Monday, 27 September 2021

Scene Setting

"They walked on into the autumn."
-Poul Anderson, A Stone In Heaven IN Anderson, Flandry's Legacy (Riverdale, NY, 2012), pp. 1-188 AT XIV, p. 188.
 
This concluding sentence reads like an expected or intended culmination of the entire Dominic Flandry series - and almost is. The following novel is a "coda":
 
"This book is a sort of coda to the biography of Dominic Flandry..."
-Poul Anderson, The Game Of Empire IN Flandry's Legacy, pp. 189-453 AT INTRODUCTION, p. 191.
 
This introduction, together with the fact that The Game Of Empire is collected in a volume of The Technic Civilization Saga, informs us, even before we have begun to read its text, that the novel is part of the Technic History. However, any text should be read and assessed without presuppositions. How soon does the novel itself tell its readers how it connects with any other works by the same author?

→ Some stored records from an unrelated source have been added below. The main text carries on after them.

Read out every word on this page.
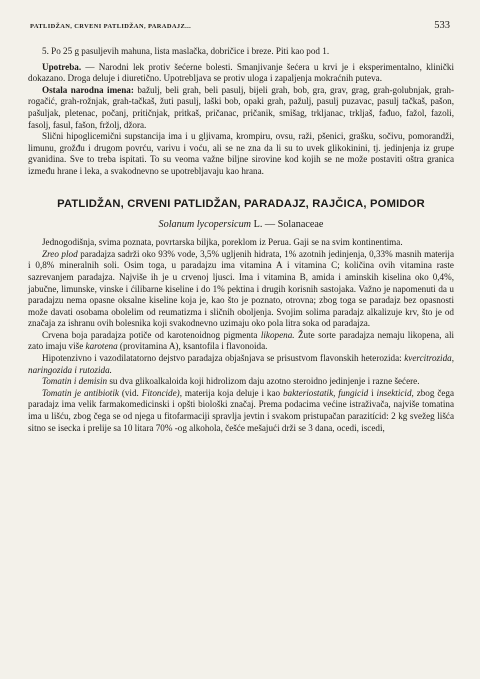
PATLIDŽAN, CRVENI PATLIDŽAN, PARADAJZ...	533

5. Po 25 g pasuljevih mahuna, lista maslačka, dobričice i breze. Piti kao pod 1.

Upotreba. — Narodni lek protiv šećerne bolesti. Smanjivanje šećera u krvi je i eksperimentalno, klinički dokazano. Droga deluje i diuretično. Upotrebljava se protiv uloga i zapaljenja mokraćnih puteva.

Ostala narodna imena: bažulj, beli grah, beli pasulj, bijeli grah, bob, gra, grav, grag, grah-golubnjak, grah-rogačić, grah-rožnjak, grah-tačkaš, žuti pasulj, laški bob, opaki grah, pažulj, pasulj puzavac, pasulj tačkaš, pašon, pašuljak, pletenac, počanj, pritičnjak, pritkaš, pričanac, pričanik, smišag, trkljanac, trkljaš, fađuo, fažol, fazoli, fasolj, fasul, fašon, fržolj, džora.

Slični hipoglicemični supstancija ima i u gljivama, krompiru, ovsu, raži, pšenici, grašku, sočivu, pomorandži, limunu, grožđu i drugom povrću, varivu i voću, ali se ne zna da li su to uvek glikokinini, tj. jedinjenja iz grupe gvanidina. Sve to treba ispitati. To su veoma važne biljne sirovine kod kojih se ne može postaviti oštra granica između hrane i leka, a svakodnevno se upotrebljavaju kao hrana.

PATLIDŽAN, CRVENI PATLIDŽAN, PARADAJZ, RAJČICA, POMIDOR

Solanum lycopersicum L. — Solanaceae

Jednogodišnja, svima poznata, povrtarska biljka, poreklom iz Perua. Gaji se na svim kontinentima.

Zreo plod paradajza sadrži oko 93% vode, 3,5% ugljenih hidrata, 1% azotnih jedinjenja, 0,33% masnih materija i 0,8% mineralnih soli. Osim toga, u paradajzu ima vitamina A i vitamina C; količina ovih vitamina raste sazrevanjem paradajza. Najviše ih je u crvenoj ljusci. Ima i vitamina B, amida i aminskih kiselina oko 0,4%, jabučne, limunske, vinske i ćilibarne kiseline i do 1% pektina i drugih korisnih sastojaka. Važno je napomenuti da u paradajzu nema opasne oksalne kiseline koja je, kao što je poznato, otrovna; zbog toga se paradajz bez opasnosti može davati osobama obolelim od reumatizma i sličnih oboljenja. Svojim solima paradajz alkalizuje krv, što je od značaja za ishranu ovih bolesnika koji svakodnevno uzimaju oko pola litra soka od paradajza.

Crvena boja paradajza potiče od karotenoidnog pigmenta likopena. Žute sorte paradajza nemaju likopena, ali zato imaju više karotena (provitamina A), ksantofila i flavonoida.

Hipotenzivno i vazodilatatorno dejstvo paradajza objašnjava se prisustvom flavonskih heterozida: kvercitrozida, naringozida i rutozida.

Tomatin i demisin su dva glikoalkaloida koji hidrolizom daju azotno steroidno jedinjenje i razne šećere.

Tomatin je antibiotik (vid. Fitoncide), materija koja deluje i kao bakteriostatik, fungicid i insekticid, zbog čega paradajz ima velik farmakomedicinski i opšti biološki značaj. Prema podacima većine istraživača, najviše tomatina ima u lišću, zbog čega se od njega u fitofarmaciji spravlja jevtin i svakom pristupačan parazitícid: 2 kg svežeg lišća sitno se isecka i prelije sa 10 litara 70% -og alkohola, češće mešajući drži se 3 dana, ocedi, iscedi,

A young woman called Diana is on a colonized planet called Imhotep where a Pyramid houses Imperial offices and the sun is called Patricius. We appreciate the description of:

"...a brawling, polyglot, multiracial population, much of it transient, drifting in and out on the tides of space."
-CHAPTER ONE, p. 195.

We recognize this as good sf writing by Poul Anderson but, so far, it could be set in almost any fictional future.

p. 196 refers to the Troubles and the Terran Empire. p. 197 states that the vaz-Siravo have been settled in the Seas of Yang and Yin. Now we know that we are reading a sequel to Ensign Flandry. And when a marine growls, "'Merseian bastards...,'" (p. 198) we feel at home.

7 comments:

Sean M. Brooks said...

Kaor, Paul!

I'm sure we would both have liked to have seen a coda to that coda called THE GAME OF EMPIRE showing us Dominic Flandry in his old age, around age 100. And Crown Prince Karl might have succeeded his father Gerhart as Emperor by then. And would Flandry be one of his most trusted advisers?

And that bit about the "...sprawling, polyglot, multiracial" population of Olga's Landing reminded me of a similar description of Irumclaw Old Town many years before in A CIRCUS OF HELLS.

Ad astra! Sean

paulshackley2017@gmail.com said...

Sean,

I agree. Most people would think of a Diana Crowfeather series, not of a further coda. But, to be true Andersonians, we must wish that the Technic History had continued in every possible direction.

Paul.

S.M. Stirling said...

Ah, would that it had been so.

BTW, THE GAME OF EMPIRE is also in some respects a SFnal retelling of Kipling's KIM.

Sean M. Brooks said...

Kaor, Paul and Mr. Stirling!

Paul: Heck, I would have been grateful for just or two more Technic stories. E.g., a Young Nick story and the one I speculated about showing us Flandry in his old age.

Mr. Stirling: Amen! And I did know THE GAME OF EMPIRE was a homage by Anderson to Kipling's novel KIM. Way back in 1985 I wrote a LONG letter to Anderson about GAME and in his reply PA stated said the book was meant to honor Kipling.

Ad astra! Sean

paulshackley2017@gmail.com said...

I eventually read KIM so I got the point. British Empire, Terran Empire. India, Imhotep and Daedalus.

paulshackley2017@gmail.com said...

And Lancaster bookseller Pete Pinto's idea that Aycharaych should return but in an Aycharaych novel, not in a Dominic Flandry novel.

Sean M. Brooks said...

Kaor, Paul!

And Kipling's works, including KIM, also touched on those aspects or ideas and qualities which makes for lasting literature. As did the works of Tolkien, esp. in the "concentrated" form we see in THE LORD OF THE RINGS.

Careful! Or we would have had Anderson writing nothing but additional Technic stories till the year he died! (Smiles) I would have been satisfied with one or two more stories. And by 1985 Anderson seems to have decided he had said everything he could or needed in the Technic universe and it was time to turn to other topics and themes. Which he did, starting with THE KING OF YS and THE BOAT OF A MILLION YEARS in the later 1980's.